The Elements of a Computer Magazine Cover Line

explained in layman's terms

A quick guide to interpreting the sentences used on the covers of magazines.

Attention getter
The first element in any magazine cover line is the attention getter.

Mere adjectives count for little compared to numbers. A nice big number wins out any day. Acceptable numbers for a magazine cover start at 20. Any less will make the issue seem elitist. There is no theoretical limit to the size of a cover line number. 2,000 is the current record.

First hype
Hyperbole is essential to a magazine cover. Having attracted the reader's attention, your next duty is to lay on the hype. This usually takes the form of a superlative (Best, Hottest, Ultimate, and so on) or some contrived adjective (Blowout, Eye-popping, Superfast, and the like).

Second hype
See First hype. Although there isn't much room to express yourself on the cover of a magazine, there?s always room for a second hyperbolic adjective (Cool, Lightning-fast, and Time-saving are among the easiest to think up on deadline)

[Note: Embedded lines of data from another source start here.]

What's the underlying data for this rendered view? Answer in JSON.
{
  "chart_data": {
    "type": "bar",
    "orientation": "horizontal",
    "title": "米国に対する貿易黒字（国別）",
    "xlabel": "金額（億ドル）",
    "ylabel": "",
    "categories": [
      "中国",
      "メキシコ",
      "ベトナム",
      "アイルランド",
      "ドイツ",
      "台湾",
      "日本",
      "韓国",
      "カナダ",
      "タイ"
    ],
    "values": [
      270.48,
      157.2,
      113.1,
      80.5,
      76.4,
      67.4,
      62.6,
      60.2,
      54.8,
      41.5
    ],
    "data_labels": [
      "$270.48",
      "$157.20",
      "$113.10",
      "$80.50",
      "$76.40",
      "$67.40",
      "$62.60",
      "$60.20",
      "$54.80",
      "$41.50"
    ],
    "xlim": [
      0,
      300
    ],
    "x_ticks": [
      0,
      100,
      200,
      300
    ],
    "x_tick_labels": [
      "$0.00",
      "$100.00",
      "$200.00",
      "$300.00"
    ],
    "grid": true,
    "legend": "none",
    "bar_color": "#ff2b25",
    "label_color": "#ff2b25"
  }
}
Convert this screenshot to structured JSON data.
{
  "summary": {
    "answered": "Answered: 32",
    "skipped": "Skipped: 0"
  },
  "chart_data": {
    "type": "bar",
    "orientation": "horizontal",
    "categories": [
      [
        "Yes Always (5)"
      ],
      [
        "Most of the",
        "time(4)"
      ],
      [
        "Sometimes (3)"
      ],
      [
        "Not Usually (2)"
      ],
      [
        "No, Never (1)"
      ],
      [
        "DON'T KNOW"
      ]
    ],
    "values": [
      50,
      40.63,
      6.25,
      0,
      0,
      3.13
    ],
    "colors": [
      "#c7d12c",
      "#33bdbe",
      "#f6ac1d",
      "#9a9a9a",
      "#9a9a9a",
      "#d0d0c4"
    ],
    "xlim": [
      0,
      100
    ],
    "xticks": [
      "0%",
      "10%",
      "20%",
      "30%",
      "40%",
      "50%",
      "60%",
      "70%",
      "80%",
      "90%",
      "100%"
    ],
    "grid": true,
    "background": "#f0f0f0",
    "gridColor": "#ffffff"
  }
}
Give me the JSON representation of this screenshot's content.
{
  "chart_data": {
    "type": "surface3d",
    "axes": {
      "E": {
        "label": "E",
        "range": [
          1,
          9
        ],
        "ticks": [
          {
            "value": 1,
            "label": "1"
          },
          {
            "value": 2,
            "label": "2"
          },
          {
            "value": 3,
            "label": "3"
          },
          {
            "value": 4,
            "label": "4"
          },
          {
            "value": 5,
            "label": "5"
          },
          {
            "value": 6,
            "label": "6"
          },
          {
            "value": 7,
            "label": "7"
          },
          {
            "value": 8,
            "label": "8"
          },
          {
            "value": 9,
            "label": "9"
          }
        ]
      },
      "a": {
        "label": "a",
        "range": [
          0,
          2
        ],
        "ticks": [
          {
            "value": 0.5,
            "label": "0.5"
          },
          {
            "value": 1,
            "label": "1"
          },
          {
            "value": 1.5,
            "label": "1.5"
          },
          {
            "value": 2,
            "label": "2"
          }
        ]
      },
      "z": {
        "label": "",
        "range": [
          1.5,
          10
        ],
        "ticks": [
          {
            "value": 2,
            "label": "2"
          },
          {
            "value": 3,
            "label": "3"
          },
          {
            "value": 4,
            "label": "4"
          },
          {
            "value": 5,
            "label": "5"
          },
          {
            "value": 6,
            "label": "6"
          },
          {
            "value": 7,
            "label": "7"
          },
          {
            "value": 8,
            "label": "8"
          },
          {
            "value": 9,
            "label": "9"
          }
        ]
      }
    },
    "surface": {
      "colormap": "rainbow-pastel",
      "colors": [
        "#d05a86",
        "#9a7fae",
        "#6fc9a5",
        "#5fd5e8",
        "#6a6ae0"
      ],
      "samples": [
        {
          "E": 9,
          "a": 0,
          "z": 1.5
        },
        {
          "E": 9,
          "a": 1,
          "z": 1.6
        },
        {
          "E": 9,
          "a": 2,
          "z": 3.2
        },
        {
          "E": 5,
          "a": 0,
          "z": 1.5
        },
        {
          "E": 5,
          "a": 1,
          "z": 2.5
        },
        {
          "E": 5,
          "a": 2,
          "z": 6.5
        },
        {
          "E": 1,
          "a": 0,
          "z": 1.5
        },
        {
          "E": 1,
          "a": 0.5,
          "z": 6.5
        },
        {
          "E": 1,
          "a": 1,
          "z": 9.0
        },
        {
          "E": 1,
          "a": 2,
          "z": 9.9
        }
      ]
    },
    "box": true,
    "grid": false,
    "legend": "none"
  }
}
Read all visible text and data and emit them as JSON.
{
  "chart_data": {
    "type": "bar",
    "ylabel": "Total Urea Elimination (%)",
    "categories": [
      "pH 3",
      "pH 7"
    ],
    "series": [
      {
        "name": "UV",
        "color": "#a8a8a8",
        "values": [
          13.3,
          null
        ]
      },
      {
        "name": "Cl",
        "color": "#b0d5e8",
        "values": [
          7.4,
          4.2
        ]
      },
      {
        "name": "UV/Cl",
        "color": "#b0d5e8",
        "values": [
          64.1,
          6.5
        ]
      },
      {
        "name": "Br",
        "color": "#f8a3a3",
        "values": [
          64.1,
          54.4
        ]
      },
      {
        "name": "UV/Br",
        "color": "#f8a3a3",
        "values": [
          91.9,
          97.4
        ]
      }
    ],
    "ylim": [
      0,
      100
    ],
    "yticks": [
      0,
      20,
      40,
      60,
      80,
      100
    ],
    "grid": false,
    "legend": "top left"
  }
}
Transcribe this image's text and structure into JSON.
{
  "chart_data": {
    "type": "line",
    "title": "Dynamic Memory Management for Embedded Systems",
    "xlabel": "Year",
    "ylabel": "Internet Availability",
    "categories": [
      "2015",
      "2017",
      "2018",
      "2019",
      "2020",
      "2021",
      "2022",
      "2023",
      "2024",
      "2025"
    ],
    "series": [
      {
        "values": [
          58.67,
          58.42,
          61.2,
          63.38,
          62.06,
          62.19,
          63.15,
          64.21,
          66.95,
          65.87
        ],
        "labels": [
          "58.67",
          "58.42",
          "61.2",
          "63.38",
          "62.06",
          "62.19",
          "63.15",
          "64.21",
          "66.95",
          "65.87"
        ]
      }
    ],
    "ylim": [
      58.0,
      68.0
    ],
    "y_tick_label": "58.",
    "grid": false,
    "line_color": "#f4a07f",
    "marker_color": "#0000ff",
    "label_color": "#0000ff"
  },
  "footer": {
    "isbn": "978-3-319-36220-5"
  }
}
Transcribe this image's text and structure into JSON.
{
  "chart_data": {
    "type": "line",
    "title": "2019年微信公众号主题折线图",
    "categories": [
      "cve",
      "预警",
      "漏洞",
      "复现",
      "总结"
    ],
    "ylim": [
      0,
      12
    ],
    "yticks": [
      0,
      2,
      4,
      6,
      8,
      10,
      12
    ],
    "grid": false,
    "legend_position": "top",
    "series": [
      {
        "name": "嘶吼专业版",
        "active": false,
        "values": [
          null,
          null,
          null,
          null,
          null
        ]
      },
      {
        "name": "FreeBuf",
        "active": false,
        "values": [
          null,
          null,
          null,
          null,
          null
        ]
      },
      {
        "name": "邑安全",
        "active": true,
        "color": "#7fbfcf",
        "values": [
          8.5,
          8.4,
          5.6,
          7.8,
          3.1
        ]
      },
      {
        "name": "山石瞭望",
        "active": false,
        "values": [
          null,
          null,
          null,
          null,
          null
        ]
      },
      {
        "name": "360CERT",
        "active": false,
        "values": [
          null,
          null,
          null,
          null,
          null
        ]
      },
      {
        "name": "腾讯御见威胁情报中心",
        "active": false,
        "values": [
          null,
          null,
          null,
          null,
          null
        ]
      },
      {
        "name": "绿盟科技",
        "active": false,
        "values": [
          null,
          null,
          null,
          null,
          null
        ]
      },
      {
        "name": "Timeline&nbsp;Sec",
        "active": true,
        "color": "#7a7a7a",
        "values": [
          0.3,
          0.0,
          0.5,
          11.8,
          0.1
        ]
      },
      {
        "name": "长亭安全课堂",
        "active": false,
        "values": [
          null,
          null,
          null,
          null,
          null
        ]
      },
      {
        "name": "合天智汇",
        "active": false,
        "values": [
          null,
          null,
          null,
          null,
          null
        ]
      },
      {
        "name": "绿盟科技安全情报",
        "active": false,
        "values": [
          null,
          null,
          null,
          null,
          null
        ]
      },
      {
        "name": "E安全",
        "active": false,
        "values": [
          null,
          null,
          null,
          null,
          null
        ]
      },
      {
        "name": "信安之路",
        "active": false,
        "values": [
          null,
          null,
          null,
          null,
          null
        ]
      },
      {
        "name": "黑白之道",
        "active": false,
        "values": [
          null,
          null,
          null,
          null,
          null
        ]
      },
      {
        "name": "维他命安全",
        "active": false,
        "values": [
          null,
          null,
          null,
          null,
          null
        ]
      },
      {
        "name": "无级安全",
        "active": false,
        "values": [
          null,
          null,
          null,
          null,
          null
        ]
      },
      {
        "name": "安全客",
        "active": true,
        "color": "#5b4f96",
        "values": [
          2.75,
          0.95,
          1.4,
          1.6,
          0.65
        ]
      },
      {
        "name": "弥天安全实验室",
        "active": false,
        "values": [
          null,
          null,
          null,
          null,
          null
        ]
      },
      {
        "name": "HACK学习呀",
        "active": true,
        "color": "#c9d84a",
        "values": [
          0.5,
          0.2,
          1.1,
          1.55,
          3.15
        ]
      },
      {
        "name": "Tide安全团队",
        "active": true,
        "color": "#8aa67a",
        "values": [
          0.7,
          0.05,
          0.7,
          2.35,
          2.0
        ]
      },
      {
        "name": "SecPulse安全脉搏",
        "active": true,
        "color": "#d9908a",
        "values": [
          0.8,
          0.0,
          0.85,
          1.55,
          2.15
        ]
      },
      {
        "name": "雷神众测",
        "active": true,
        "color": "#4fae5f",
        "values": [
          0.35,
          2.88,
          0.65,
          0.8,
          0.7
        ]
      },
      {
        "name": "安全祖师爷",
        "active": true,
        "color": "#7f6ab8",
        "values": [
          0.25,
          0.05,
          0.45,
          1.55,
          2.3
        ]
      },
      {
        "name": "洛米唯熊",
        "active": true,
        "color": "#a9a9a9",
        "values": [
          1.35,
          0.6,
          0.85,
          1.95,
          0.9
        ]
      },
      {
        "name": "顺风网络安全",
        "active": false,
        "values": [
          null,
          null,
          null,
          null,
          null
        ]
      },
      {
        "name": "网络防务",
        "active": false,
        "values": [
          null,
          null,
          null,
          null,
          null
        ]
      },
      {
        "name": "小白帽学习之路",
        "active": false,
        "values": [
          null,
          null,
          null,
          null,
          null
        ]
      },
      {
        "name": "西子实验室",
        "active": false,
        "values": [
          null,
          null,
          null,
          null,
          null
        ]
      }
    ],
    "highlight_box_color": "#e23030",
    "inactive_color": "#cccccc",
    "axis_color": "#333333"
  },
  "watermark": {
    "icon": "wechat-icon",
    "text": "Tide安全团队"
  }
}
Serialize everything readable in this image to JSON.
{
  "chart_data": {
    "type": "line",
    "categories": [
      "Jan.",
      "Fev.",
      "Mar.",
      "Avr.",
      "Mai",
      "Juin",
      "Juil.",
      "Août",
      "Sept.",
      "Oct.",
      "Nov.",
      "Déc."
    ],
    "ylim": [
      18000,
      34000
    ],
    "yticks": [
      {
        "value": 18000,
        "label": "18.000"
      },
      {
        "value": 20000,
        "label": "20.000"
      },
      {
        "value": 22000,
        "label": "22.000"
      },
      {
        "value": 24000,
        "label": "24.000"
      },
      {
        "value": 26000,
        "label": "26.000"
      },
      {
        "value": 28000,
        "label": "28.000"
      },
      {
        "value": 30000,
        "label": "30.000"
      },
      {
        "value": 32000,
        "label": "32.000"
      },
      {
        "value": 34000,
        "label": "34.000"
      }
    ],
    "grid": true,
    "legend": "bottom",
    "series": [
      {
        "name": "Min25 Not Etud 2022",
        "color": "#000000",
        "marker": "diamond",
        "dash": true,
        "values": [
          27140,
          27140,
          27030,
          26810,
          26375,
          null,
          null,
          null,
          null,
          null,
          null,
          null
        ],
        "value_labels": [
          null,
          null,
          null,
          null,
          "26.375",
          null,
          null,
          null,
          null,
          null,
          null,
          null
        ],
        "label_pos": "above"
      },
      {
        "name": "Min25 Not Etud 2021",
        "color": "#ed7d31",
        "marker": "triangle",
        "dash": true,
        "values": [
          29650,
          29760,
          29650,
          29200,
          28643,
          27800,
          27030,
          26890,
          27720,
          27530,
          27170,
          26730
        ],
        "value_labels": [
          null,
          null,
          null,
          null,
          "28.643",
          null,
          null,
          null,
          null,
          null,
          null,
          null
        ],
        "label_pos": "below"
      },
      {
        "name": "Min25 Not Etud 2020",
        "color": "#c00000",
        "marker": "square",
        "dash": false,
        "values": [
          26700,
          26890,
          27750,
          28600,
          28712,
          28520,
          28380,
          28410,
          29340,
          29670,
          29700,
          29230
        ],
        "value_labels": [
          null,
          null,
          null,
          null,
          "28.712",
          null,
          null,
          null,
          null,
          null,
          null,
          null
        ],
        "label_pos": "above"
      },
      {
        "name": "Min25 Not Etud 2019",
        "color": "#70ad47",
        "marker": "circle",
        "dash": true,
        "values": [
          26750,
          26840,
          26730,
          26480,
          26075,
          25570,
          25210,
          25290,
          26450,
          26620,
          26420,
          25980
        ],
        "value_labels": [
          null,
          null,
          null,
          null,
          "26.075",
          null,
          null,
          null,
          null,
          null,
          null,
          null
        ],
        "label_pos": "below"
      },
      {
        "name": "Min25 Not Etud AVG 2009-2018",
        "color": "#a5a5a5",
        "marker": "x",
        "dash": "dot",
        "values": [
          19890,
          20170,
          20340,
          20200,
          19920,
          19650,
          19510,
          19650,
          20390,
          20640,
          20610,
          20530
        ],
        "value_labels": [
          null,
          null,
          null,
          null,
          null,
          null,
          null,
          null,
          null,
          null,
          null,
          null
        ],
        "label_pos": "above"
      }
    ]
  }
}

Sadly, even a cover line must break its run of hyperbole with something concrete. The noun in question varies depending on the magazine's specialty, but in general computing journals, expect to use CD-ROM, Internet, Web, and Windows frequently.

hyperbolic second noun
Fortunately, the second noun on a magazine's cover line can get straight back to hyperbole. It's not unusual to see Screamers, Secret weapons, and Wonders on a cover. And that's only when the editorial cover committee ran out of decent coffee.

hype factor
A magazine's cover line offers three opportunities for hyperbole. These are balanced by one semi-prosaic noun and an attention getter. To tip the balance of hype so that it seriously outnumbers the facts, many magazines use the ultimate tool designed to whip up excitement where none exists. This tool is called the exclamation mark.

In general, exclamation marks are pack animals. If they do not travel in pairs, you will certainly see several in the vicinity of the first one you notice. For exceptionally short or exceptionally weak magazine cover lines, a proliferation of exclamation marks fills the bill (and the character count).

The maximum number of exclamations documented on a magazine cover line is five. The identity of the magazine and issue in question are being kept secret to protect the editors of PC/Computing and their families. Ooops.